As the chief official White House photographer for President Barack Obama, Souza had a front-row seat to a historic presidency. Every day, he worked with his compelling and photogenic subject. He witnessed world-changing events and charming private moments. And he spent his evenings editing and compiling an awesome (in the truest sense of the word) photographic archive of Obama’s time in office.
It seems Souza had the coolest job in the world, but it’s more complicated than that, he says. “I understand why people say that... and there are days that I felt like that,” he tells me over the phone. “[But] it’s a very difficult job, physically and mentally. Some days it’s kind of like watching paint dry. Not every day is an exciting day.”
But every day is an important day. Souza was the man behind the iconic White House Situation Room photo taken during the raid on Osama bin Laden’s compound, the shot of Obama leaning down to let a Black boy feel his hair, and scores of other images featured in Souza’s new book, Obama: An Intimate Portrait. The photographer’s been touring with the book for months now, but he still gets choked up when he talks about a photo he took of Obama hearing about the Sandy Hook school shooting.
Souza thinks the contrast of the Trump presidency gives images of the Obama White House more emotional resonance.
“I think if Hillary had won the election, my book would’ve still done well, but I don’t think people would still be reacting to it in the same way,” he says.
But they are, and Souza has become something of a rockstar, thanks to his book and his popular personal Instagram account. On Tuesday, he’ll return to Portland for the second time to promote An Intimate Portrait with two scheduled presentations. Souza’s show always turns into more than just a show-and-tell, he says.
“It’s sort of a communal affair where... like-minded people come together and reminisce about what we had and where we are now,” he says.

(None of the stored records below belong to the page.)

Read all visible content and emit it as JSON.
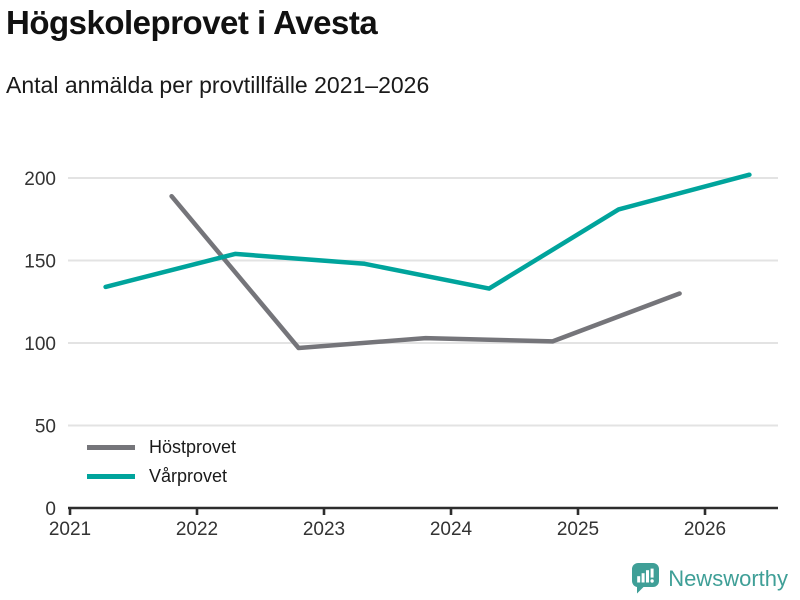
{
  "header": {
    "title": "Högskoleprovet i Avesta",
    "subtitle": "Antal anmälda per provtillfälle 2021–2026"
  },
  "chart_data": {
    "type": "line",
    "title": "Högskoleprovet i Avesta",
    "subtitle": "Antal anmälda per provtillfälle 2021–2026",
    "xlabel": "",
    "ylabel": "",
    "x_ticks": [
      2021,
      2022,
      2023,
      2024,
      2025,
      2026
    ],
    "y_ticks": [
      0,
      50,
      100,
      150,
      200
    ],
    "xlim": [
      2021,
      2026.6
    ],
    "ylim": [
      0,
      205
    ],
    "grid": "horizontal",
    "legend_position": "inside-bottom-left",
    "series": [
      {
        "name": "Höstprovet",
        "color": "#75757a",
        "points": [
          {
            "x": 2021.8,
            "y": 189
          },
          {
            "x": 2022.8,
            "y": 97
          },
          {
            "x": 2023.8,
            "y": 103
          },
          {
            "x": 2024.8,
            "y": 101
          },
          {
            "x": 2025.8,
            "y": 130
          }
        ]
      },
      {
        "name": "Vårprovet",
        "color": "#00a49c",
        "points": [
          {
            "x": 2021.28,
            "y": 134
          },
          {
            "x": 2022.3,
            "y": 154
          },
          {
            "x": 2023.32,
            "y": 148
          },
          {
            "x": 2024.3,
            "y": 133
          },
          {
            "x": 2025.32,
            "y": 181
          },
          {
            "x": 2026.35,
            "y": 202
          }
        ]
      }
    ]
  },
  "branding": {
    "name": "Newsworthy",
    "color": "#3f9f97"
  },
  "colors": {
    "gridline": "#e3e3e3",
    "axis": "#2d2d2d",
    "tick_label": "#333333"
  }
}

For his part, Souza’s ready to return to anonymity and get back to the business of taking pictures. (He’s a former newspaper photographer, and recently stayed with Seattle musician Brandi Carlile for a week to document her working on a new album.) He hopes to slow down or stop the speaking engagements, and start letting the images do the talking again.
“I set my bar high. I wanted to create the best photographic archive that has ever been done,” he says. “That was my goal. Other people will have to judge how I did, but that’s what I was reaching for.”